A year ago last Spring [May 1985], following up on an ad in The Milwaukee Journal’s Sunday Home Section, I went to see a marvelous place called Terra Luxe [Earth Light] in the Holy Hill area about twenty miles northwest of Milwaukee*. Here, architect-builder Gerald Keller (German for cellar) had built a most unusual earth-sheltered or underground home.

Run-of-the-mill underground homes are covered by earth above and to the west, the north, and the east, while being open and exposed to the sun along the south through a long window wall. But Mr. Keller’s large home (some 8,000 square feet) was totally underground except for the north-facing garage door. Yet the house was absolutely awash in sunlight, more so than any conventional above-ground house I had ever seen. Sunlight poured in through yard wide circular shafts spaced periodically through main room ceilings. These shafts were tiled with one inch wide mirror strips. Above on the surface, an angled cowl**, also mirrored on the inside, followed the sun across the sky from sunup to sundown at the bidding of a computer program named George (undoubtedly of let-George-do-it fame).

And, even more amazingly, through an ingenious application of the periscope principle on the scale of picture windows, in every direction you could look straight ahead out onto the surrounding countryside, even though you were eight feet underground. I felt far less shut in than I do in my own Milwaukee bungalow.

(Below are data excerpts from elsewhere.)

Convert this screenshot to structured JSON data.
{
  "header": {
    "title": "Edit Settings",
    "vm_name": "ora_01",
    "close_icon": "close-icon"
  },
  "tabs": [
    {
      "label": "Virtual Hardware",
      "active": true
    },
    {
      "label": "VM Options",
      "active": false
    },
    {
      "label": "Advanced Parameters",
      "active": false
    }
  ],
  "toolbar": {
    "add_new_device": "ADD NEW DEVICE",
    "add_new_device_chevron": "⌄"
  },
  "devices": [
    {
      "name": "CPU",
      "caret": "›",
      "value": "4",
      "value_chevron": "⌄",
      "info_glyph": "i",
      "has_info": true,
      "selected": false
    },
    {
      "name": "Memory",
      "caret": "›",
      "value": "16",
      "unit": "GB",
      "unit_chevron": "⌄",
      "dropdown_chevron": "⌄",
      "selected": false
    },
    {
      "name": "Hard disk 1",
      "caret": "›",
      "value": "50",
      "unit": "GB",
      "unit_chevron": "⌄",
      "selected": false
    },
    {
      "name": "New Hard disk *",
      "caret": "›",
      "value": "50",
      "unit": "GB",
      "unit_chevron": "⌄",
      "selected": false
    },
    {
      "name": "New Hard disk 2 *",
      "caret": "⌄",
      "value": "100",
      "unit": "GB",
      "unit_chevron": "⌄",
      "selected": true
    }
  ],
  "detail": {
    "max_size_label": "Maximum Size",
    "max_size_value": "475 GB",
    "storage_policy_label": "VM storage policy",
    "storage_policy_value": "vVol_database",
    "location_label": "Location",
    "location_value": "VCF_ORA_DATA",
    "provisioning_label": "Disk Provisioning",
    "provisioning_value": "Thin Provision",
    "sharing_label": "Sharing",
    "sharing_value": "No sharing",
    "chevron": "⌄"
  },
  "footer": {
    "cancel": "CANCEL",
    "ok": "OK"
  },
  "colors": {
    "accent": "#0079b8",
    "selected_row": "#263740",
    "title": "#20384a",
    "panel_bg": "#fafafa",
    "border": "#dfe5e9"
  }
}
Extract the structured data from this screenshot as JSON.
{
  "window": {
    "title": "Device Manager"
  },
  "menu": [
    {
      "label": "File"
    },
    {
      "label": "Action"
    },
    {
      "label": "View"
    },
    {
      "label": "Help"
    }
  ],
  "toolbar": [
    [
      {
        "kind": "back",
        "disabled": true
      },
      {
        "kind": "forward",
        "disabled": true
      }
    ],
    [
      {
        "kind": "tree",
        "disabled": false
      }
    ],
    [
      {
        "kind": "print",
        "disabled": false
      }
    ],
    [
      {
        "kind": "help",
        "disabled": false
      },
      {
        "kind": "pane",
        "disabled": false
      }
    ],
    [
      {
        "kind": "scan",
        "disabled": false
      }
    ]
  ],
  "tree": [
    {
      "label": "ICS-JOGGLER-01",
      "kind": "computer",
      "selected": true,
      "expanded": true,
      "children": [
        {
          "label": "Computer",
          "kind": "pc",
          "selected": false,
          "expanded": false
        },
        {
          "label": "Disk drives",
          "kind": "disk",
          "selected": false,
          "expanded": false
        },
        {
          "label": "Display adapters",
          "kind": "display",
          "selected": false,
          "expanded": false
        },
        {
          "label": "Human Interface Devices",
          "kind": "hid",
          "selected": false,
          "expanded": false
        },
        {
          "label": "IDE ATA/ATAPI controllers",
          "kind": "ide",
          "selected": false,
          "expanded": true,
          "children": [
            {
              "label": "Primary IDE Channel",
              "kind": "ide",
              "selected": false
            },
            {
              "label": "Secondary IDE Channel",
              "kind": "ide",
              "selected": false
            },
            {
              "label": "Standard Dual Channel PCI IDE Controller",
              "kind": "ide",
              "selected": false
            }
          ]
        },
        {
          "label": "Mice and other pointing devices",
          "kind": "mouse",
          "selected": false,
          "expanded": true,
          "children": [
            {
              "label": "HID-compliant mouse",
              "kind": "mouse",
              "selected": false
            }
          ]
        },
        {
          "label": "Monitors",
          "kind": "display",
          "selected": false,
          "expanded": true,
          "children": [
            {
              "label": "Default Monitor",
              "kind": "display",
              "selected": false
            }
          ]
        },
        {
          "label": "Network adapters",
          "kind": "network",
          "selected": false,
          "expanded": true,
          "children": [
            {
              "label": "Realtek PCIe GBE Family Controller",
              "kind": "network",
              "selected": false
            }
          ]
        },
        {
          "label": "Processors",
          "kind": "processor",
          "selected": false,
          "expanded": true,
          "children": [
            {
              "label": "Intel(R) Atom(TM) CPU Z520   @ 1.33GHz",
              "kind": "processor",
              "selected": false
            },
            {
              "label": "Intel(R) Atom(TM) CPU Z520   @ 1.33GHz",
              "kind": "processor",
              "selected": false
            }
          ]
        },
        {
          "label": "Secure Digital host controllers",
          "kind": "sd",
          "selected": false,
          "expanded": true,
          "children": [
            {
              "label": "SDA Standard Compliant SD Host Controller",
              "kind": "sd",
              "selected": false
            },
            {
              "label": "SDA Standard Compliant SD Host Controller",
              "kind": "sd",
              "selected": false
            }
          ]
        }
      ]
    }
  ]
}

Terra Luxe was built as an idea house and my tour cost $4. This home would make an ideal group field trip tour, but unfortunately, some visitor found it too irresistible, and it is now privately owned.

Of course, Mr. Keller’s ingenious ideas to bring down below both sunshine and view, would have to be adapted to lunar building conditions. But I have no doubt that they could be. Mr. Keller told me that he had drawn up plans and blueprints for a whole city using his principles. Someday, I’d like to see them. If the streets and byways of his city were similarly built*** in a sun-drenched pressurized underground conduit, so one could leave one’s lunar home and go anywhere throughout the settlement without putting on a spacesuit, why, it’d be better than living in the Milwaukee I love! – Peter Kokh, November, 1986.

Photo: Credit pending

Photo taken on the morning of October 15, 2002, more than 17 years later. Visible are the exterior panes of a trio of periscopic picture windows, and several modified skylights. The originals had mirrored cowls which followed the sun across the sky, resetting their position each night. More than eight feet of soil covers the home.

* MapQuest detail location for 4631 Sonseeahray Drive, Hubertus (Washington County), WI puts the red star, indicating property location, towards the NW end of Sonseeahray Drive. It is actually located at the SE end of the drive, being the first property on the left as you enter off Hubertus Road.

** There may have been subsequent problems either with the helostat seals, the mechanical apparatus, or the computer controls, as these sun-following mirrored hoods have long since been replaced by fixed bubble dome covers.